Through relevant (see Chapter 5, The XForms Model), it's possible to have form controls that are no longer effectively part of the navigation sequence. The XForms specification states that even when this is the case, those form controls still have a relative order assigned, even though they are skipped. This means that should the form control become relevant, it will find itself at the right place in the navigation order.

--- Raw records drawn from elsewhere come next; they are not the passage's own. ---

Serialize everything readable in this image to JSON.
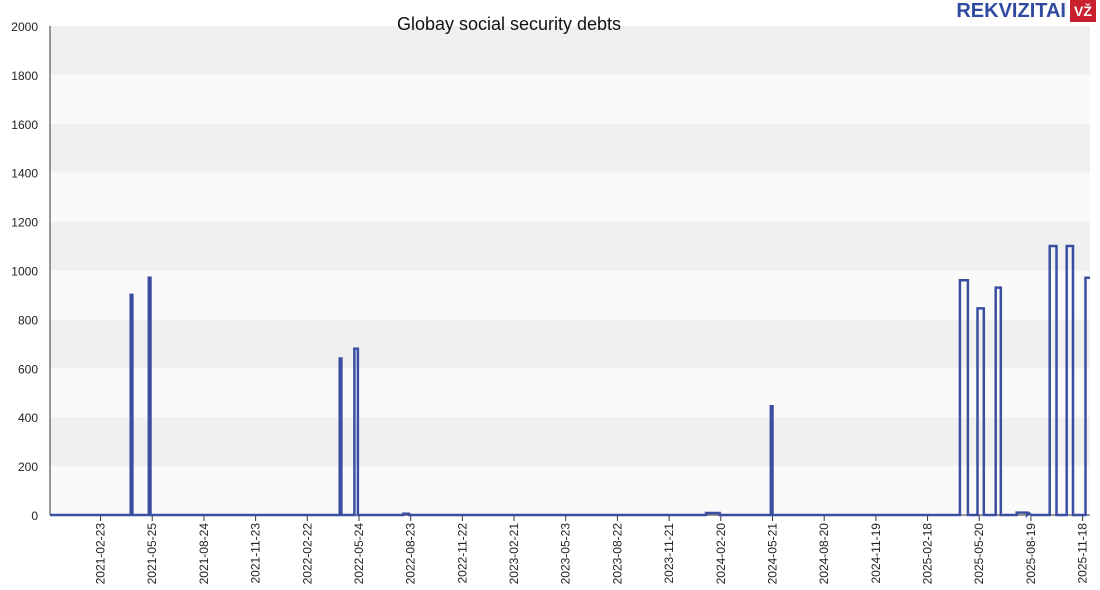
{
  "chart_data": {
    "type": "line",
    "title": "Globay social security debts",
    "xlabel": "",
    "ylabel": "",
    "ylim": [
      0,
      2000
    ],
    "xlim": [
      "2020-11-26",
      "2025-12-01"
    ],
    "yticks": [
      0,
      200,
      400,
      600,
      800,
      1000,
      1200,
      1400,
      1600,
      1800,
      2000
    ],
    "xticks": [
      "2021-02-23",
      "2021-05-25",
      "2021-08-24",
      "2021-11-23",
      "2022-02-22",
      "2022-05-24",
      "2022-08-23",
      "2022-11-22",
      "2023-02-21",
      "2023-05-23",
      "2023-08-22",
      "2023-11-21",
      "2024-02-20",
      "2024-05-21",
      "2024-08-20",
      "2024-11-19",
      "2025-02-18",
      "2025-05-20",
      "2025-08-19",
      "2025-11-18"
    ],
    "grid": true,
    "series": [
      {
        "name": "Social security debts",
        "color": "#3a4fa0",
        "points": [
          [
            "2020-11-26",
            0
          ],
          [
            "2021-04-17",
            0
          ],
          [
            "2021-04-17",
            900
          ],
          [
            "2021-04-20",
            900
          ],
          [
            "2021-04-20",
            0
          ],
          [
            "2021-05-19",
            0
          ],
          [
            "2021-05-19",
            970
          ],
          [
            "2021-05-22",
            970
          ],
          [
            "2021-05-22",
            0
          ],
          [
            "2022-04-20",
            0
          ],
          [
            "2022-04-20",
            640
          ],
          [
            "2022-04-23",
            640
          ],
          [
            "2022-04-23",
            0
          ],
          [
            "2022-05-16",
            0
          ],
          [
            "2022-05-16",
            680
          ],
          [
            "2022-05-22",
            680
          ],
          [
            "2022-05-22",
            0
          ],
          [
            "2022-08-10",
            0
          ],
          [
            "2022-08-10",
            5
          ],
          [
            "2022-08-20",
            5
          ],
          [
            "2022-08-20",
            0
          ],
          [
            "2024-01-25",
            0
          ],
          [
            "2024-01-25",
            8
          ],
          [
            "2024-02-18",
            8
          ],
          [
            "2024-02-18",
            0
          ],
          [
            "2024-05-18",
            0
          ],
          [
            "2024-05-18",
            445
          ],
          [
            "2024-05-21",
            445
          ],
          [
            "2024-05-21",
            0
          ],
          [
            "2025-04-16",
            0
          ],
          [
            "2025-04-16",
            960
          ],
          [
            "2025-04-30",
            960
          ],
          [
            "2025-04-30",
            0
          ],
          [
            "2025-05-17",
            0
          ],
          [
            "2025-05-17",
            845
          ],
          [
            "2025-05-28",
            845
          ],
          [
            "2025-05-28",
            0
          ],
          [
            "2025-06-18",
            0
          ],
          [
            "2025-06-18",
            930
          ],
          [
            "2025-06-27",
            930
          ],
          [
            "2025-06-27",
            0
          ],
          [
            "2025-07-25",
            0
          ],
          [
            "2025-07-25",
            10
          ],
          [
            "2025-08-12",
            10
          ],
          [
            "2025-08-12",
            0
          ],
          [
            "2025-08-15",
            8
          ],
          [
            "2025-08-20",
            0
          ],
          [
            "2025-09-21",
            0
          ],
          [
            "2025-09-21",
            1100
          ],
          [
            "2025-10-03",
            1100
          ],
          [
            "2025-10-03",
            0
          ],
          [
            "2025-10-21",
            0
          ],
          [
            "2025-10-21",
            1100
          ],
          [
            "2025-11-01",
            1100
          ],
          [
            "2025-11-01",
            0
          ],
          [
            "2025-11-23",
            0
          ],
          [
            "2025-11-23",
            970
          ],
          [
            "2025-12-01",
            970
          ]
        ]
      }
    ]
  },
  "logo": {
    "text": "REKVIZITAI",
    "badge": "VŽ"
  }
}
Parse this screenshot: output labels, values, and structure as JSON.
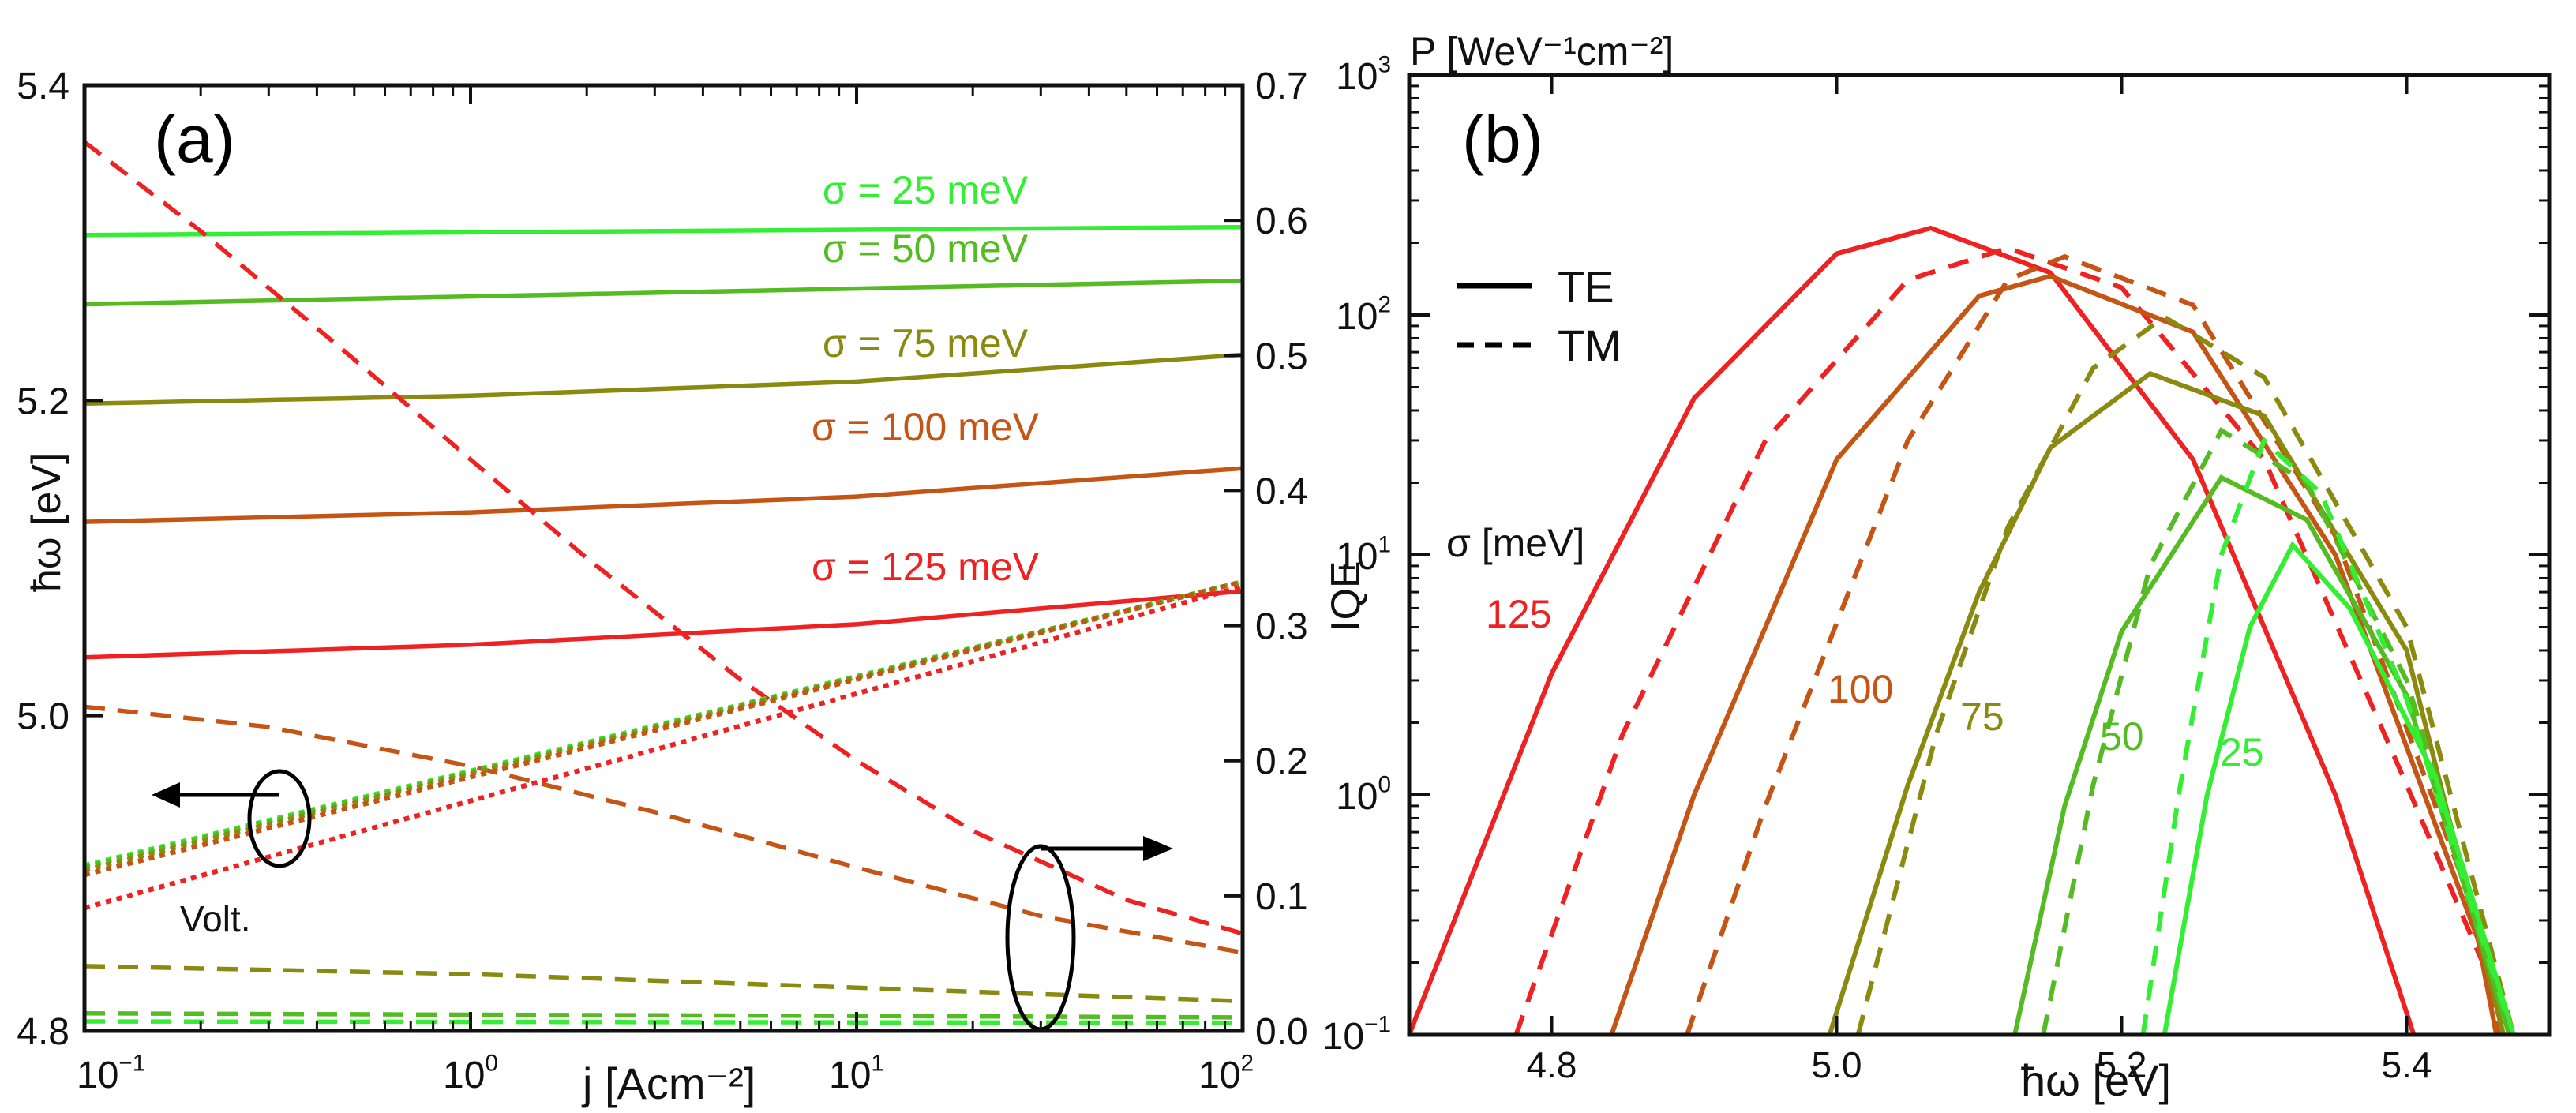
{
  "chart_data": [
    {
      "panel": "a",
      "type": "line",
      "panel_label": "(a)",
      "xlabel": "j [Acm⁻²]",
      "xscale": "log",
      "xlim": [
        0.1,
        100
      ],
      "x_ticks": [
        0.1,
        1,
        10,
        100
      ],
      "x_tick_labels": [
        [
          "10",
          "−1"
        ],
        [
          "10",
          "0"
        ],
        [
          "10",
          "1"
        ],
        [
          "10",
          "2"
        ]
      ],
      "ylabel_left": "ħω [eV]",
      "ylim_left": [
        4.8,
        5.4
      ],
      "y_left_ticks": [
        "4.8",
        "5.0",
        "5.2",
        "5.4"
      ],
      "ylabel_right": "IQE",
      "ylim_right": [
        0.0,
        0.7
      ],
      "y_right_ticks": [
        "0.0",
        "0.1",
        "0.2",
        "0.3",
        "0.4",
        "0.5",
        "0.6",
        "0.7"
      ],
      "annotations": {
        "voltage": "Volt."
      },
      "series": [
        {
          "name": "σ = 25 meV",
          "color": "#33ee33",
          "quantity": "photon energy",
          "axis": "left",
          "style": "solid",
          "x": [
            0.1,
            100
          ],
          "y": [
            5.305,
            5.31
          ]
        },
        {
          "name": "σ = 50 meV",
          "color": "#55bb22",
          "quantity": "photon energy",
          "axis": "left",
          "style": "solid",
          "x": [
            0.1,
            100
          ],
          "y": [
            5.261,
            5.276
          ]
        },
        {
          "name": "σ = 75 meV",
          "color": "#8a8a10",
          "quantity": "photon energy",
          "axis": "left",
          "style": "solid",
          "x": [
            0.1,
            1,
            10,
            100
          ],
          "y": [
            5.198,
            5.203,
            5.212,
            5.229
          ]
        },
        {
          "name": "σ = 100 meV",
          "color": "#c45514",
          "quantity": "photon energy",
          "axis": "left",
          "style": "solid",
          "x": [
            0.1,
            1,
            10,
            100
          ],
          "y": [
            5.123,
            5.129,
            5.139,
            5.157
          ]
        },
        {
          "name": "σ = 125 meV",
          "color": "#ee2222",
          "quantity": "photon energy",
          "axis": "left",
          "style": "solid",
          "x": [
            0.1,
            1,
            10,
            100
          ],
          "y": [
            5.037,
            5.045,
            5.058,
            5.079
          ]
        },
        {
          "name": "IQE σ = 125 meV",
          "color": "#ee2222",
          "quantity": "IQE",
          "axis": "right",
          "style": "dashed",
          "x": [
            0.1,
            0.2,
            0.5,
            1,
            2,
            5,
            10,
            20,
            50,
            100
          ],
          "y": [
            0.658,
            0.592,
            0.497,
            0.423,
            0.35,
            0.26,
            0.2,
            0.148,
            0.097,
            0.072
          ]
        },
        {
          "name": "IQE σ = 100 meV",
          "color": "#c45514",
          "quantity": "IQE",
          "axis": "right",
          "style": "dashed",
          "x": [
            0.1,
            0.3,
            1,
            3,
            10,
            30,
            100
          ],
          "y": [
            0.24,
            0.225,
            0.196,
            0.162,
            0.121,
            0.085,
            0.058
          ]
        },
        {
          "name": "IQE σ = 75 meV",
          "color": "#8a8a10",
          "quantity": "IQE",
          "axis": "right",
          "style": "dashed",
          "x": [
            0.1,
            1,
            10,
            100
          ],
          "y": [
            0.048,
            0.042,
            0.032,
            0.022
          ]
        },
        {
          "name": "IQE σ = 50 meV",
          "color": "#55bb22",
          "quantity": "IQE",
          "axis": "right",
          "style": "dashed",
          "x": [
            0.1,
            100
          ],
          "y": [
            0.013,
            0.01
          ]
        },
        {
          "name": "IQE σ = 25 meV",
          "color": "#33ee33",
          "quantity": "IQE",
          "axis": "right",
          "style": "dashed",
          "x": [
            0.1,
            100
          ],
          "y": [
            0.007,
            0.006
          ]
        },
        {
          "name": "Voltage σ = 25 meV",
          "color": "#33ee33",
          "quantity": "voltage",
          "axis": "left",
          "style": "dotted",
          "x": [
            0.1,
            100
          ],
          "y": [
            4.905,
            5.085
          ]
        },
        {
          "name": "Voltage σ = 50 meV",
          "color": "#55bb22",
          "quantity": "voltage",
          "axis": "left",
          "style": "dotted",
          "x": [
            0.1,
            100
          ],
          "y": [
            4.904,
            5.085
          ]
        },
        {
          "name": "Voltage σ = 75 meV",
          "color": "#8a8a10",
          "quantity": "voltage",
          "axis": "left",
          "style": "dotted",
          "x": [
            0.1,
            100
          ],
          "y": [
            4.902,
            5.085
          ]
        },
        {
          "name": "Voltage σ = 100 meV",
          "color": "#c45514",
          "quantity": "voltage",
          "axis": "left",
          "style": "dotted",
          "x": [
            0.1,
            100
          ],
          "y": [
            4.899,
            5.085
          ]
        },
        {
          "name": "Voltage σ = 125 meV",
          "color": "#ee2222",
          "quantity": "voltage",
          "axis": "left",
          "style": "dotted",
          "x": [
            0.1,
            100
          ],
          "y": [
            4.878,
            5.082
          ]
        }
      ]
    },
    {
      "panel": "b",
      "type": "line",
      "panel_label": "(b)",
      "ylabel": "P [WeV⁻¹cm⁻²]",
      "xlabel": "ħω [eV]",
      "yscale": "log",
      "xlim": [
        4.7,
        5.5
      ],
      "ylim": [
        0.1,
        1000
      ],
      "x_tick_labels": [
        "4.8",
        "5.0",
        "5.2",
        "5.4"
      ],
      "y_tick_labels": [
        [
          "10",
          "−1"
        ],
        [
          "10",
          "0"
        ],
        [
          "10",
          "1"
        ],
        [
          "10",
          "2"
        ],
        [
          "10",
          "3"
        ]
      ],
      "legend": {
        "placement": "top-left",
        "entries": [
          {
            "label": "TE",
            "style": "solid"
          },
          {
            "label": "TM",
            "style": "dashed"
          }
        ]
      },
      "sigma_title": "σ [meV]",
      "series": [
        {
          "sigma": "125",
          "color": "#ee2222",
          "TE": {
            "x": [
              4.7,
              4.8,
              4.9,
              5.0,
              5.066,
              5.15,
              5.25,
              5.35,
              5.405
            ],
            "y": [
              0.1,
              3.2,
              45,
              180,
              230,
              150,
              25,
              1.0,
              0.1
            ]
          },
          "TM": {
            "x": [
              4.775,
              4.85,
              4.95,
              5.05,
              5.12,
              5.2,
              5.3,
              5.4,
              5.475
            ],
            "y": [
              0.1,
              1.8,
              30,
              140,
              190,
              130,
              25,
              1.1,
              0.1
            ]
          }
        },
        {
          "sigma": "100",
          "color": "#c45514",
          "TE": {
            "x": [
              4.842,
              4.9,
              5.0,
              5.1,
              5.15,
              5.25,
              5.35,
              5.45,
              5.463
            ],
            "y": [
              0.1,
              1.0,
              25,
              120,
              145,
              85,
              10,
              0.25,
              0.1
            ]
          },
          "TM": {
            "x": [
              4.895,
              4.95,
              5.05,
              5.12,
              5.16,
              5.25,
              5.35,
              5.45,
              5.465
            ],
            "y": [
              0.1,
              0.9,
              30,
              140,
              175,
              110,
              12,
              0.3,
              0.1
            ]
          }
        },
        {
          "sigma": "75",
          "color": "#8a8a10",
          "TE": {
            "x": [
              4.995,
              5.05,
              5.1,
              5.15,
              5.22,
              5.3,
              5.4,
              5.468
            ],
            "y": [
              0.1,
              1.1,
              7,
              28,
              57,
              38,
              4,
              0.1
            ]
          },
          "TM": {
            "x": [
              5.015,
              5.07,
              5.12,
              5.18,
              5.23,
              5.3,
              5.4,
              5.475
            ],
            "y": [
              0.1,
              1.8,
              13,
              60,
              98,
              55,
              5,
              0.1
            ]
          }
        },
        {
          "sigma": "50",
          "color": "#55bb22",
          "TE": {
            "x": [
              5.125,
              5.16,
              5.2,
              5.27,
              5.33,
              5.4,
              5.472
            ],
            "y": [
              0.1,
              0.9,
              4.8,
              21,
              14,
              2.6,
              0.1
            ]
          },
          "TM": {
            "x": [
              5.145,
              5.18,
              5.22,
              5.27,
              5.33,
              5.4,
              5.475
            ],
            "y": [
              0.1,
              1.1,
              9,
              33,
              20,
              3,
              0.1
            ]
          }
        },
        {
          "sigma": "25",
          "color": "#33ee33",
          "TE": {
            "x": [
              5.23,
              5.26,
              5.29,
              5.32,
              5.36,
              5.42,
              5.475
            ],
            "y": [
              0.1,
              1.0,
              5,
              11,
              6,
              1.2,
              0.1
            ]
          },
          "TM": {
            "x": [
              5.215,
              5.24,
              5.27,
              5.3,
              5.34,
              5.4,
              5.47
            ],
            "y": [
              0.1,
              1.0,
              10,
              30,
              18,
              2.5,
              0.12
            ]
          }
        }
      ]
    }
  ]
}
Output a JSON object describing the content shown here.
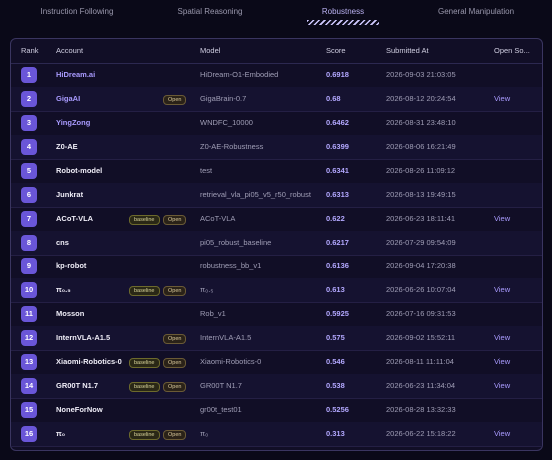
{
  "tabs": {
    "items": [
      "Instruction Following",
      "Spatial Reasoning",
      "Robustness",
      "General Manipulation"
    ],
    "active": 2
  },
  "table": {
    "columns": [
      "Rank",
      "Account",
      "Model",
      "Score",
      "Submitted At",
      "Open So..."
    ],
    "rows": [
      {
        "rank": 1,
        "account": "HiDream.ai",
        "model": "HiDream-O1-Embodied",
        "score": 0.6918,
        "submitted": "2026-09-03 21:03:05"
      },
      {
        "rank": 2,
        "account": "GigaAI",
        "tags": [
          "Open"
        ],
        "model": "GigaBrain-0.7",
        "score": 0.68,
        "submitted": "2026-08-12 20:24:54",
        "open_source": "View"
      },
      {
        "rank": 3,
        "account": "YingZong",
        "model": "WNDFC_10000",
        "score": 0.6462,
        "submitted": "2026-08-31 23:48:10"
      },
      {
        "rank": 4,
        "account": "Z0-AE",
        "model": "Z0-AE-Robustness",
        "score": 0.6399,
        "submitted": "2026-08-06 16:21:49"
      },
      {
        "rank": 5,
        "account": "Robot-model",
        "model": "test",
        "score": 0.6341,
        "submitted": "2026-08-26 11:09:12"
      },
      {
        "rank": 6,
        "account": "Junkrat",
        "model": "retrieval_vla_pi05_v5_r50_robust",
        "score": 0.6313,
        "submitted": "2026-08-13 19:49:15"
      },
      {
        "rank": 7,
        "account": "ACoT-VLA",
        "tags": [
          "baseline",
          "Open"
        ],
        "model": "ACoT-VLA",
        "score": 0.622,
        "submitted": "2026-06-23 18:11:41",
        "open_source": "View"
      },
      {
        "rank": 8,
        "account": "cns",
        "model": "pi05_robust_baseline",
        "score": 0.6217,
        "submitted": "2026-07-29 09:54:09"
      },
      {
        "rank": 9,
        "account": "kp-robot",
        "model": "robustness_bb_v1",
        "score": 0.6136,
        "submitted": "2026-09-04 17:20:38"
      },
      {
        "rank": 10,
        "account": "π₀.₅",
        "tags": [
          "baseline",
          "Open"
        ],
        "model": "π₀.₅",
        "score": 0.613,
        "submitted": "2026-06-26 10:07:04",
        "open_source": "View"
      },
      {
        "rank": 11,
        "account": "Mosson",
        "model": "Rob_v1",
        "score": 0.5925,
        "submitted": "2026-07-16 09:31:53"
      },
      {
        "rank": 12,
        "account": "InternVLA-A1.5",
        "tags": [
          "Open"
        ],
        "model": "InternVLA-A1.5",
        "score": 0.575,
        "submitted": "2026-09-02 15:52:11",
        "open_source": "View"
      },
      {
        "rank": 13,
        "account": "Xiaomi-Robotics-0",
        "tags": [
          "baseline",
          "Open"
        ],
        "model": "Xiaomi-Robotics-0",
        "score": 0.546,
        "submitted": "2026-08-11 11:11:04",
        "open_source": "View"
      },
      {
        "rank": 14,
        "account": "GR00T N1.7",
        "tags": [
          "baseline",
          "Open"
        ],
        "model": "GR00T N1.7",
        "score": 0.538,
        "submitted": "2026-06-23 11:34:04",
        "open_source": "View"
      },
      {
        "rank": 15,
        "account": "NoneForNow",
        "model": "gr00t_test01",
        "score": 0.5256,
        "submitted": "2026-08-28 13:32:33"
      },
      {
        "rank": 16,
        "account": "π₀",
        "tags": [
          "baseline",
          "Open"
        ],
        "model": "π₀",
        "score": 0.313,
        "submitted": "2026-06-22 15:18:22",
        "open_source": "View"
      }
    ]
  }
}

XForms doesn't define what happens when either end of the navigation order is reached, though browsers typically cycle back to the other end of the form, with a few stops in between for the browser itself. The host language also might contain various object that can be part of the navigation order. By giving the host language ultimate control, the overall sequence can be one that makes sense in the full context of the document.

Before I was exposed to the worldly ways of global computing, I had often pondered idly about how keyboards work for languages with thousands of characters. Just how many keys are on those kinds of keyboards, anyway? The problem of entering a language or script on a different keyboard than one for the native language is accomplished by a piece of software called an Input Method Editor, or IME. Through the inputmode attribute, XForms allows form controls that accept direct keyboard input to give a hint for the appropriate IME to switch to when first entering the form control. The content of this attribute is a space separated list of tokens, which fall into three categories: script tokens (see Table 6.1, “Script tokens”), modifier tokens (see Table 6.2, “Modifier tokens”), and URIs. As a general catch-all, any token not already in the list can be assigned a URI and used like any other token in the inputmode attribute.

Upon seeing the lists in Tables Table 6.1, “Script tokens” and Table 6.2, “Modifier tokens”, most users wonder why so many choices were included. Since the values are only hints, there's no additional cost associated with a long list, and the additional values might help certain classes of users. The list of the modifiers in Table 6.2, “Modifier tokens” is more generally useful, as it includes options for automatically controlling the case of input text, and other options that are especially useful for phone keypads, such as predictive text or digit-only mode.